Artificial intelligent assistant

deflagration

deflagration
  (dɛfləˈgreɪʃən)
  [ad. L. dēflagrātiōn-em, n. of action from dēflagrāre to deflagrate. Cf. mod.F. déflagration.]
   1. The rapid burning away of anything in a destructive fire; consumption by a blazing fire. Obs.

1607 J. King Serm. 30 A type of the deflagration of Sodome and Gomorre. a 1633 S. Lennard tr. Charron's Wisd. iii. iv. viii. §1 (1670) 390 Witness that great deflagration..in Constantinople. 1659 Pearson Creed (1839) 88 By supposing innumerable deluges and deflagrations. 1788 Potter Sophocles Pref. to Œdipus (R.), Till the mountain..discharges its torrent fires, which..carry with them deflagration, ruin, and horror. 1811 Pinkerton Petral. II. 547 In Fifeshire..a coal-mine has continued in a state of deflagration, at least since the time of Buchanan, 1560. 1836–7 Sir W. Hamilton Lect. Metaph. (1877) II. xxxix. 381 We see..the fall of a spark on gunpowder, for example, followed by the deflagration of the gunpowder.

   b. Of a volcano: A blazing out into flame.
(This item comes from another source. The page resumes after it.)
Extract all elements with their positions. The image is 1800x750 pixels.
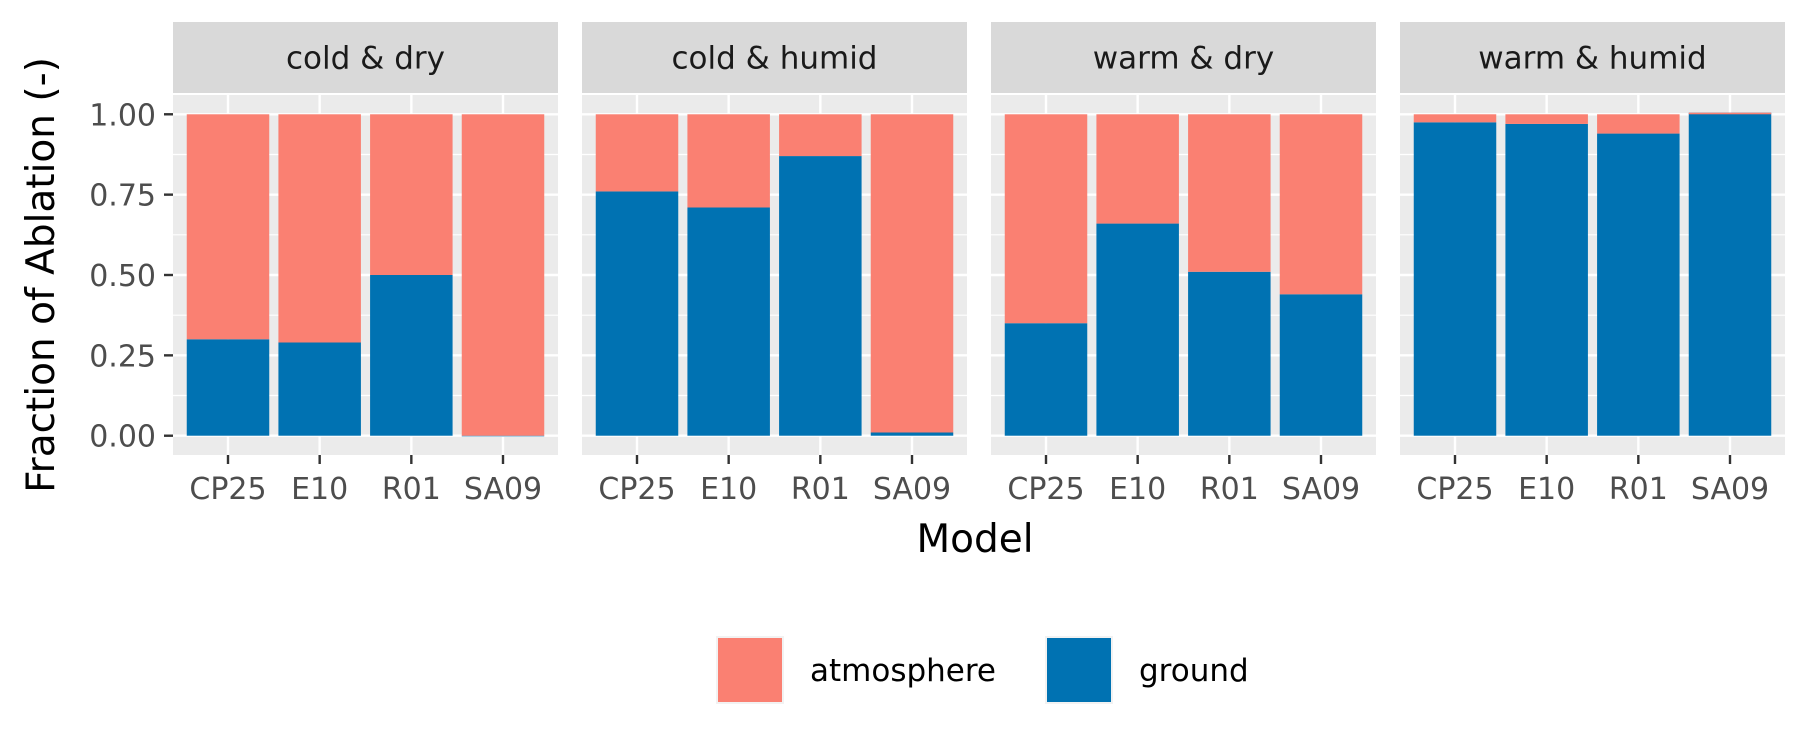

1691 Ray Creation ii. v. (1732) 259 The great Deflagrations or Eruptions of Vulcanos.

  2. Physics. The action of deflagrating; rapid, sharp combustion with sudden evolution of flame; esp. the sudden combustion of a substance for the purpose of producing some change in its composition by the joint action of heat and oxygen (cf. quot. 1831); also, the sudden combustion and oxidation of a metal by the electric spark.

1666 Boyle Orig. Formes & Qual., Nor were all its inflammable parts consum'd at one deflagration. 1674 Phil. Trans. IX. 102 The deflagration of Niter. 1706 Phillips (ed. Kersey), Deflagration..In Chymistry, the inkindling and burning off in a Crucible a Mixture of a Salt or of some Mineral Body with a Sulphureous one, in order to purify the Salt, or to make a Regulus of the Mineral; as in the preparing of Sal Prunellæ and Regulus of Antimony. 1754 Phil. Trans. XLVIII. 679 A violent deflagration arose, and the platina was almost instantly dissolved. 1816 J. Smith Panorama Sc. & Art II. 282 Galvanic batteries..the larger the plates, the greater is their power of deflagration. 1831 T. P. Jones Convers. Chem. xxii. 228 The metals are sometimes oxidized by what is called deflagration. That is, by mixing them with nitre, and projecting the mixture into a red hot crucible.